3:15am wake up calls. Four hours of live television, five days a week. Intense media scrutiny.
This is what 29-year-old Sylvia Jeffreys‘ life looks like.
Less than two years ago, Jeffreys landed her dream job alongside Karl Stefanovic and Lisa Wilkinson on Channel 9’s Today Show. She replaced Georgie Gardner, one of Australia’s most beloved newsreaders. And almost overnight, it was as though Jeffreys went from sourcing the stories, to becoming one.
In her interview with Sunday Style, Jeffreys reveals the toll such a transition took on her, and opens up about the world of breakfast television.
“You can’t mentally prepare for it,” she says. “It’s something you have to come to terms with at the time. I wasn’t prepared for the fishbowl of breakfast TV and it was really hard for me.”
In particular, Jeffreys struggled with the overwhelming interest in her personal life that came with her very public new job.
“I was emotionally drained for the first six months, trying to get my head around the intense interest.

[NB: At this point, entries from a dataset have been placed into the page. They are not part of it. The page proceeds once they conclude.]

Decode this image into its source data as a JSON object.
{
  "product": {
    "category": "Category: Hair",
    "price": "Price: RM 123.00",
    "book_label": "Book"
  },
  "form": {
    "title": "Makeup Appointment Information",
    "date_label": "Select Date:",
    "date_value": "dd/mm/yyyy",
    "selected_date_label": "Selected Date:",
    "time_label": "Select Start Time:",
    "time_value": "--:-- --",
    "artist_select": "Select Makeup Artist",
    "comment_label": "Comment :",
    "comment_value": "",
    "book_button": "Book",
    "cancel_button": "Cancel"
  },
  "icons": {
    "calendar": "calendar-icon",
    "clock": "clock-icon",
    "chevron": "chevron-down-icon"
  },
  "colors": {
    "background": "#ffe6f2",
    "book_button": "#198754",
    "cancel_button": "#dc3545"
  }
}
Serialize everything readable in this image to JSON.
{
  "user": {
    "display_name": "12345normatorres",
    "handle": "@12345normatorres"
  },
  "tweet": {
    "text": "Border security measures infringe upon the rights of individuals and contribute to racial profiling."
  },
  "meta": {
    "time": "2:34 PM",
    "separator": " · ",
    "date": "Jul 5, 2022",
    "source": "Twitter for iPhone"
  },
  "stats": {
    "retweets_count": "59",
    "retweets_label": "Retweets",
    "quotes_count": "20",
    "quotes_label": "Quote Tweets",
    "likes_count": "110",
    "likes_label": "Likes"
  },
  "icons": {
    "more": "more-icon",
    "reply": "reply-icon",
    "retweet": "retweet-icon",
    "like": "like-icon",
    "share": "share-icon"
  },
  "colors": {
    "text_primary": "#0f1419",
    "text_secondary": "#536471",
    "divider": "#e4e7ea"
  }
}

Not just on how I was doing my job, but who I am, what kind of person I am, what’s my love life, what’s my family life, what’s my home life… things that had never been of any interest to anyone until this job.”
When Jeffreys joined the Today team, the program was attempting to focus more on news content than the lighter segments favoured by their competitors. And this approach worked. By the end of last year, Today was topping the ratings in Sydney, and the ratings gap between Today and Sunrise had dramatically closed in Melbourne.